Unsere Daten zeigen, dass solche Marketing- und Vertriebsbereiche besonders gut zusammenarbeiten, deren Kenntnisse über den Markt und über die Produkte nicht auseinanderklaffen. Das hat mindestens drei Gründe.
Erstens führen Wissensunterschiede häufig zu einem gesteigerten Überlegenheitsgefühl in dem Bereich, der einen deutlichen Wissensvorsprung hat. Ein solches Statusdenken trägt dann schnell dazu bei, dass persönliche Konflikte entstehen, die einer produktiven Zusammenarbeit – wie bereits ausgeführt – sehr im Wege stehen können.
Zweitens sind produktive Konflikte immer Konflikte zwischen Vorschlägen, die aus ihrer jeweiligen Perspektive „richtig“ sind. Die gemeinsame Linie kann dann das „Beste beider Welten“ repräsentieren. Wenn aber eine Seite keine Ahnung von dem Punkt hat, über den diskutiert wird, besteht das Risiko, dass sie zu schlichtweg falschen Schlüssen kommt. Jede Kompromisslinie kann dann nur eine Verschlechterung der inhaltlichen Qualität bedeuten.

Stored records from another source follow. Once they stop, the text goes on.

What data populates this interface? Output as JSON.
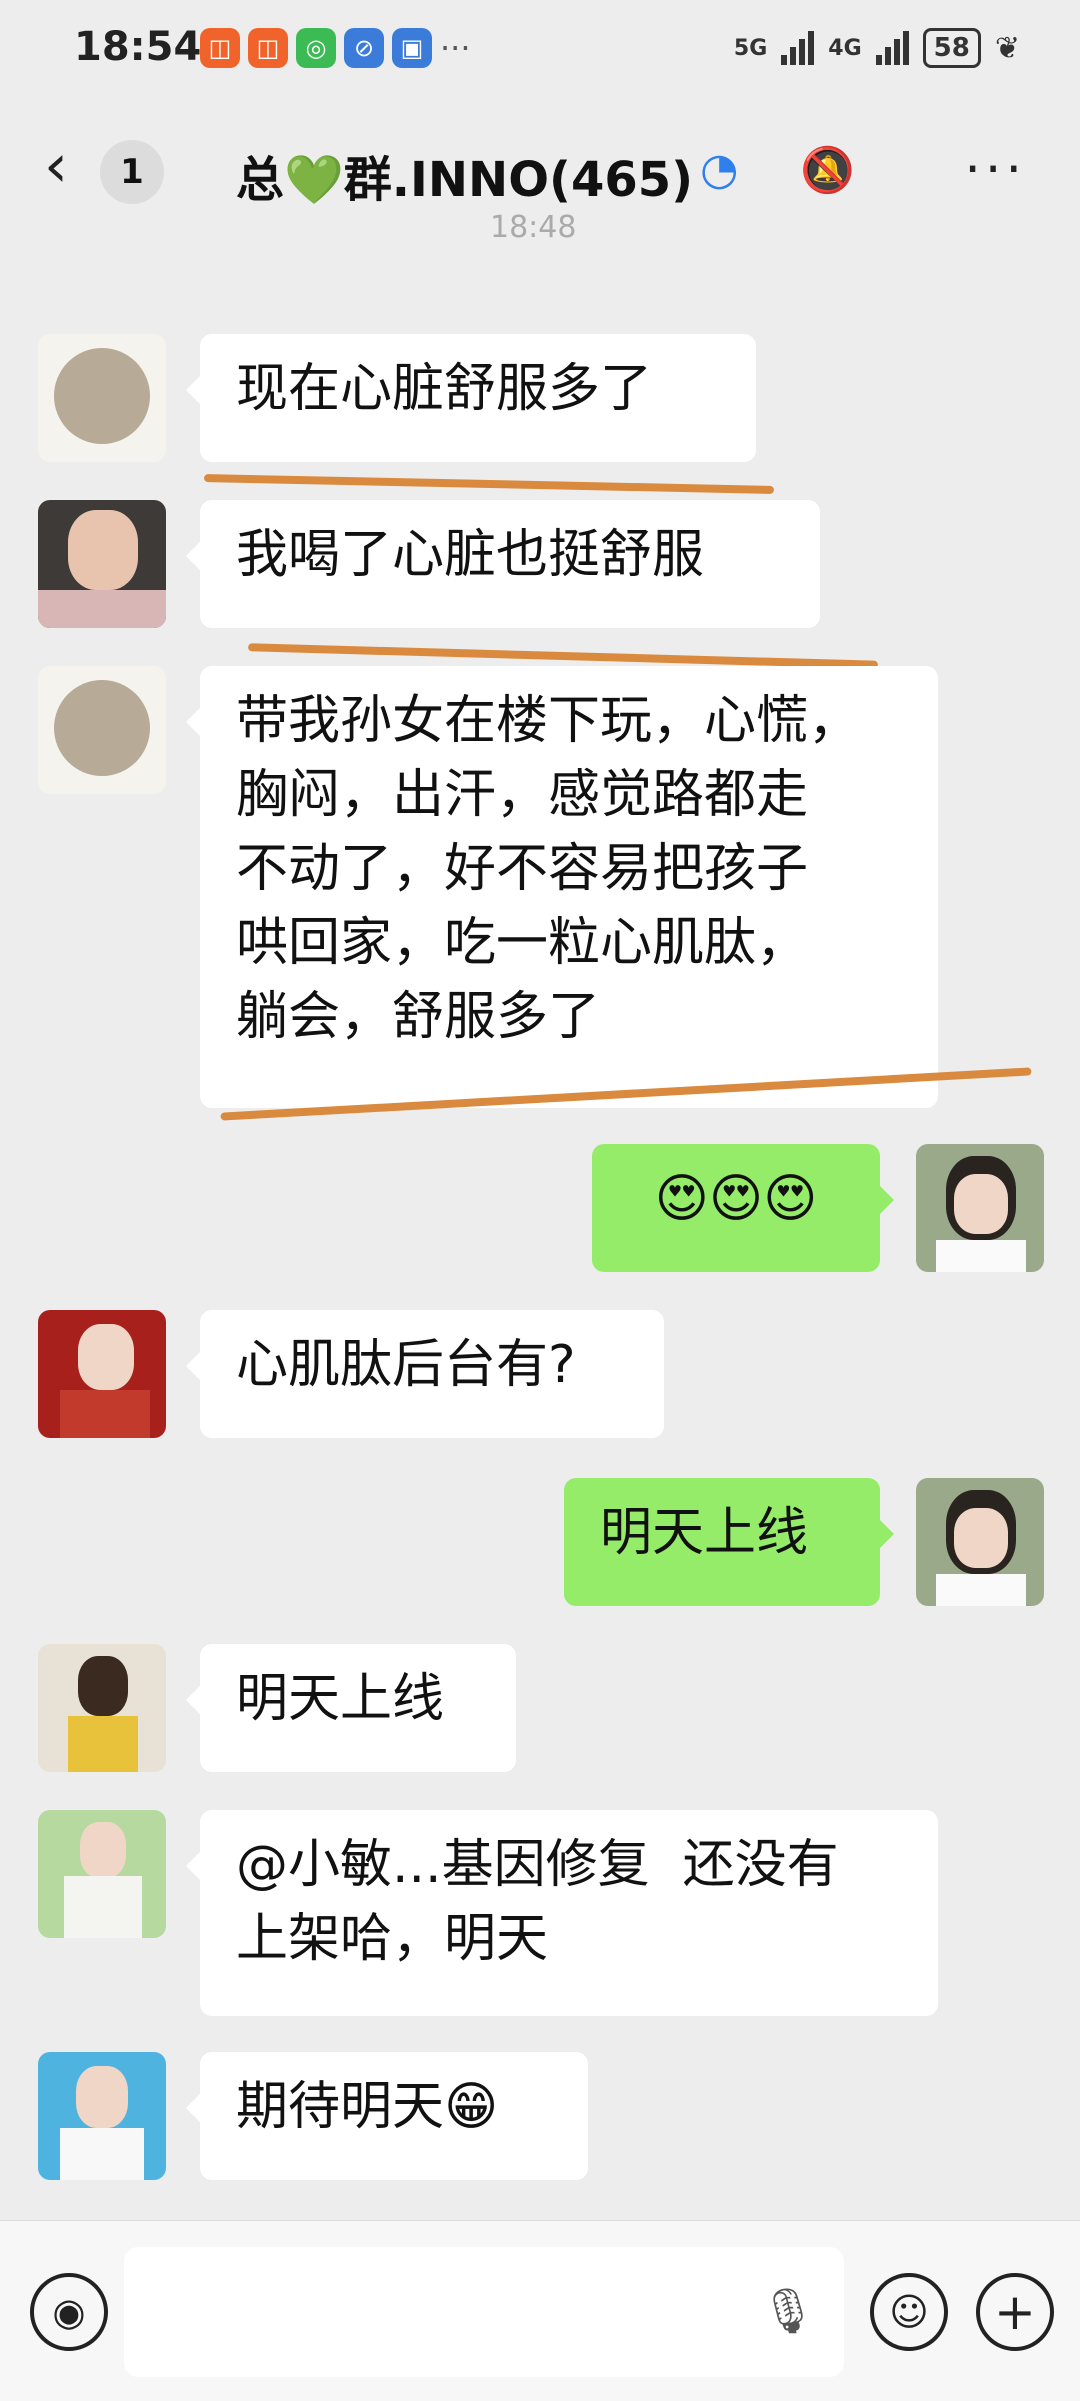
{
  "status_bar": {
    "time": "18:54",
    "signal_5g": "5G",
    "signal_4g": "4G",
    "battery": "58"
  },
  "nav": {
    "back_glyph": "‹",
    "unread_count": "1",
    "title_prefix": "总",
    "title_heart": "💚",
    "title_suffix": "群.INNO(465)"
  },
  "timestamp": "18:48",
  "messages": [
    {
      "side": "left",
      "text": "现在心脏舒服多了"
    },
    {
      "side": "left",
      "text": "我喝了心脏也挺舒服"
    },
    {
      "side": "left",
      "text": "带我孙女在楼下玩，心慌，\n胸闷，出汗，感觉路都走\n不动了，好不容易把孩子\n哄回家，吃一粒心肌肽，\n躺会，舒服多了"
    },
    {
      "side": "right",
      "text": "😍😍😍"
    },
    {
      "side": "left",
      "text": "心肌肽后台有?"
    },
    {
      "side": "right",
      "text": "明天上线"
    },
    {
      "side": "left",
      "text": "明天上线"
    },
    {
      "side": "left",
      "text": "@小敏...基因修复  还没有\n上架哈，明天"
    },
    {
      "side": "left",
      "text": "期待明天😁"
    }
  ],
  "colors": {
    "bubble_right": "#95ec69",
    "underline": "#d98a3f",
    "bg": "#ededed"
  },
  "icons": {
    "voice": "voice-icon",
    "emoji": "emoji-icon",
    "plus": "plus-icon",
    "mic": "mic-icon",
    "more": "more-icon",
    "mute": "mute-icon"
  }
}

Drittens zeigt sich immer wieder, dass ein gleicher Wissensstand in beiden Bereichen Entscheidungsprozesse erheblich beschleunigen kann. Es vergeht weniger Zeit für „interne Aufklärung“ und das Risiko für unproduktive Missverständnisse kann verringert werden.

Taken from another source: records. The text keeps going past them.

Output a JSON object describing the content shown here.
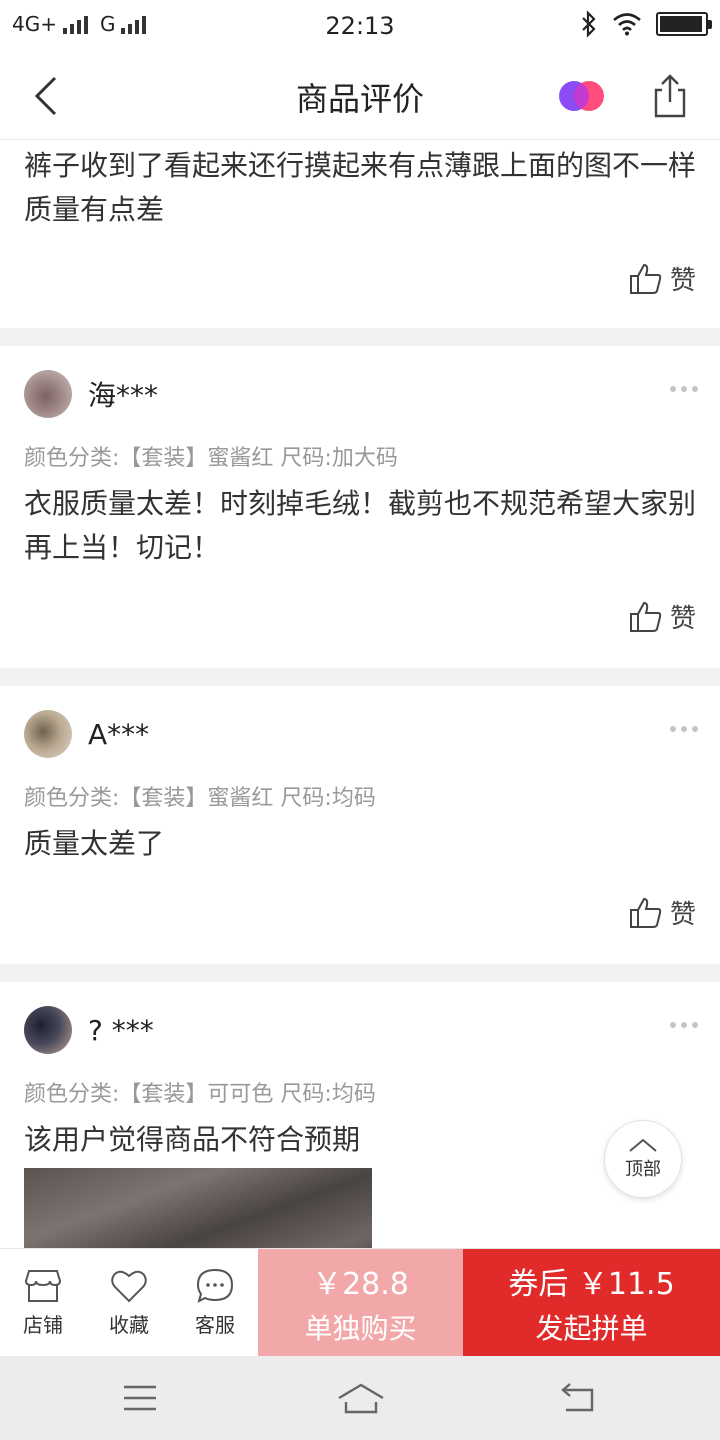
{
  "status_bar": {
    "network_left": "4G+",
    "network_right": "G",
    "time": "22:13",
    "icons": [
      "signal-icon",
      "bluetooth-icon",
      "wifi-icon",
      "battery-icon"
    ]
  },
  "nav": {
    "title": "商品评价",
    "back_icon": "back-arrow-icon",
    "logo_icon": "brand-logo-icon",
    "share_icon": "share-icon"
  },
  "reviews": [
    {
      "text": "裤子收到了看起来还行摸起来有点薄跟上面的图不一样质量有点差",
      "like_label": "赞"
    },
    {
      "username": "海***",
      "sku": "颜色分类:【套装】蜜酱红  尺码:加大码",
      "text": "衣服质量太差！时刻掉毛绒！截剪也不规范希望大家别再上当！切记！",
      "like_label": "赞"
    },
    {
      "username": "A***",
      "sku": "颜色分类:【套装】蜜酱红  尺码:均码",
      "text": "质量太差了",
      "like_label": "赞"
    },
    {
      "username": "? ***",
      "sku": "颜色分类:【套装】可可色  尺码:均码",
      "text": "该用户觉得商品不符合预期"
    }
  ],
  "back_to_top": {
    "label": "顶部"
  },
  "actions": {
    "store": "店铺",
    "favorite": "收藏",
    "service": "客服"
  },
  "buy_solo": {
    "price": "￥28.8",
    "label": "单独购买"
  },
  "buy_group": {
    "price": "券后 ￥11.5",
    "label": "发起拼单"
  },
  "colors": {
    "solo_bg": "#f2a8a8",
    "group_bg": "#e12a2a",
    "logo_purple": "#8a4df5",
    "logo_pink": "#ff3a6e"
  }
}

Erfolgsfaktor 5: Achten Sie beim Recruitment nicht nur im Vertrieb, sondern auch im Marketing auf ausgeprägte soziale Fähigkeiten (zum Beispiel Kommunikationsfähigkeiten, Extrovertiertheit, Fähigkeit, sich in Andere hineinzuversetzen).

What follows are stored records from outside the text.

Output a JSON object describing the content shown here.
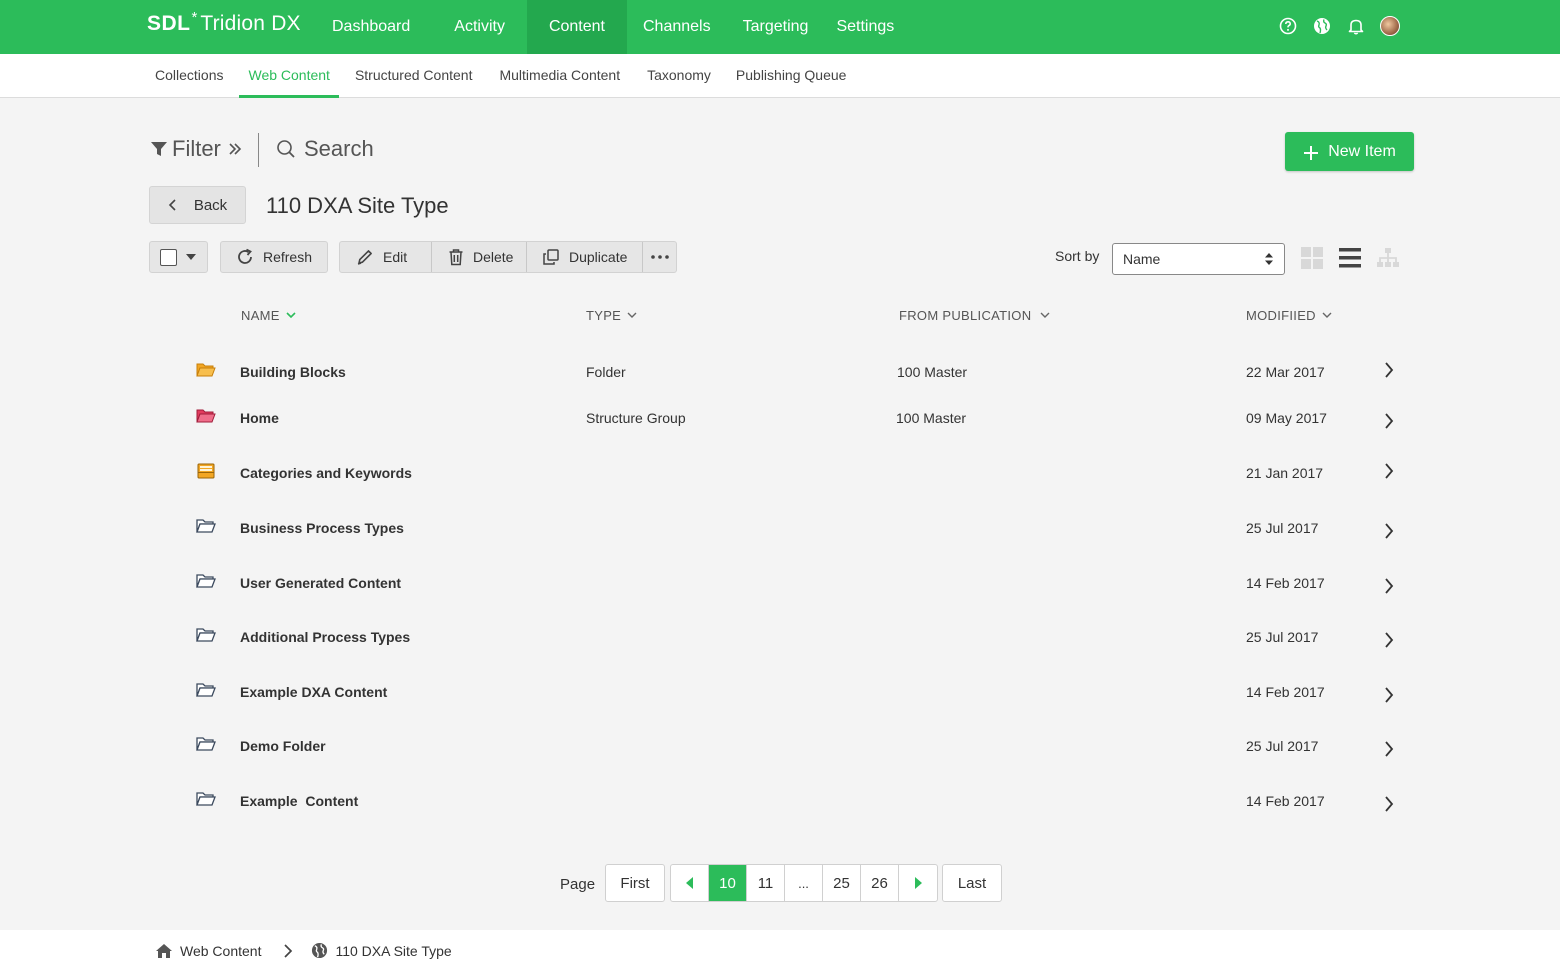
{
  "app": {
    "logo_brand": "SDL",
    "logo_star": "*",
    "logo_product": "Tridion DX"
  },
  "topnav": [
    {
      "label": "Dashboard",
      "active": false
    },
    {
      "label": "Activity",
      "active": false
    },
    {
      "label": "Content",
      "active": true
    },
    {
      "label": "Channels",
      "active": false
    },
    {
      "label": "Targeting",
      "active": false
    },
    {
      "label": "Settings",
      "active": false
    }
  ],
  "topicons": [
    "help-icon",
    "globe-icon",
    "bell-icon",
    "user-avatar"
  ],
  "subnav": [
    {
      "label": "Collections",
      "active": false
    },
    {
      "label": "Web Content",
      "active": true
    },
    {
      "label": "Structured Content",
      "active": false
    },
    {
      "label": "Multimedia Content",
      "active": false
    },
    {
      "label": "Taxonomy",
      "active": false
    },
    {
      "label": "Publishing Queue",
      "active": false
    }
  ],
  "filter_label": "Filter",
  "search_label": "Search",
  "new_item_label": "New Item",
  "back_label": "Back",
  "page_title": "110 DXA Site Type",
  "toolbar": {
    "refresh": "Refresh",
    "edit": "Edit",
    "delete": "Delete",
    "duplicate": "Duplicate"
  },
  "sort": {
    "label": "Sort by",
    "value": "Name"
  },
  "columns": {
    "name": "NAME",
    "type": "TYPE",
    "from_publication": "FROM PUBLICATION",
    "modified": "MODIFIIED"
  },
  "rows": [
    {
      "name": "Building Blocks",
      "type": "Folder",
      "publication": "100 Master",
      "modified": "22 Mar 2017",
      "icon": "folder-open-orange-icon"
    },
    {
      "name": "Home",
      "type": "Structure Group",
      "publication": "100 Master",
      "modified": "09 May 2017",
      "icon": "folder-open-red-icon"
    },
    {
      "name": "Categories and Keywords",
      "type": "",
      "publication": "",
      "modified": "21 Jan 2017",
      "icon": "categories-box-icon"
    },
    {
      "name": "Business Process Types",
      "type": "",
      "publication": "",
      "modified": "25 Jul 2017",
      "icon": "folder-open-icon"
    },
    {
      "name": "User Generated Content",
      "type": "",
      "publication": "",
      "modified": "14 Feb 2017",
      "icon": "folder-open-icon"
    },
    {
      "name": "Additional Process Types",
      "type": "",
      "publication": "",
      "modified": "25 Jul 2017",
      "icon": "folder-open-icon"
    },
    {
      "name": "Example DXA Content",
      "type": "",
      "publication": "",
      "modified": "14 Feb 2017",
      "icon": "folder-open-icon"
    },
    {
      "name": "Demo Folder",
      "type": "",
      "publication": "",
      "modified": "25 Jul 2017",
      "icon": "folder-open-icon"
    },
    {
      "name": "Example  Content",
      "type": "",
      "publication": "",
      "modified": "14 Feb 2017",
      "icon": "folder-open-icon"
    }
  ],
  "pagination": {
    "label": "Page",
    "first": "First",
    "last": "Last",
    "pages": [
      "10",
      "11",
      "...",
      "25",
      "26"
    ],
    "current": "10"
  },
  "breadcrumb": [
    {
      "label": "Web Content",
      "icon": "home-icon"
    },
    {
      "label": "110 DXA Site Type",
      "icon": "globe-icon"
    }
  ],
  "colors": {
    "accent": "#2cbc5a",
    "accent_dark": "#23a84e",
    "folder_orange": "#f2a623",
    "folder_red": "#e23c5e",
    "folder_dark": "#3c4a5e"
  }
}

Wie bereits mehrmals hervorgehoben, sind persönliche Konflikte zwischen Marketing- und Vertriebsmitarbeitern Gift für eine produktive Zusammenarbeit. Es ist wichtig, dass zwischen den Mitarbeitern aus beiden Bereichen „die Chemie“ stimmt.
Die Ergebnisse unserer Befragung zeigen deshalb auch deutlich: In professionell abgestimmten Marketing- und Vertriebsbereichen haben die Mitarbeiter durch die Bank weg eine weitaus stärkere Sozialkompetenz als die Mitarbeiter bei den sich selbst blockierenden Marketing- und Vertriebsbereichen. Abbildung 1 zeigt deutliche Unterschiede bezogen auf ihre kommunikativen Fähigkeiten, ihr Verhandlungsgeschick, ihr Einfühlungsvermögen, ihre Teamfähigkeit und ihre Konfliktfähigkeit.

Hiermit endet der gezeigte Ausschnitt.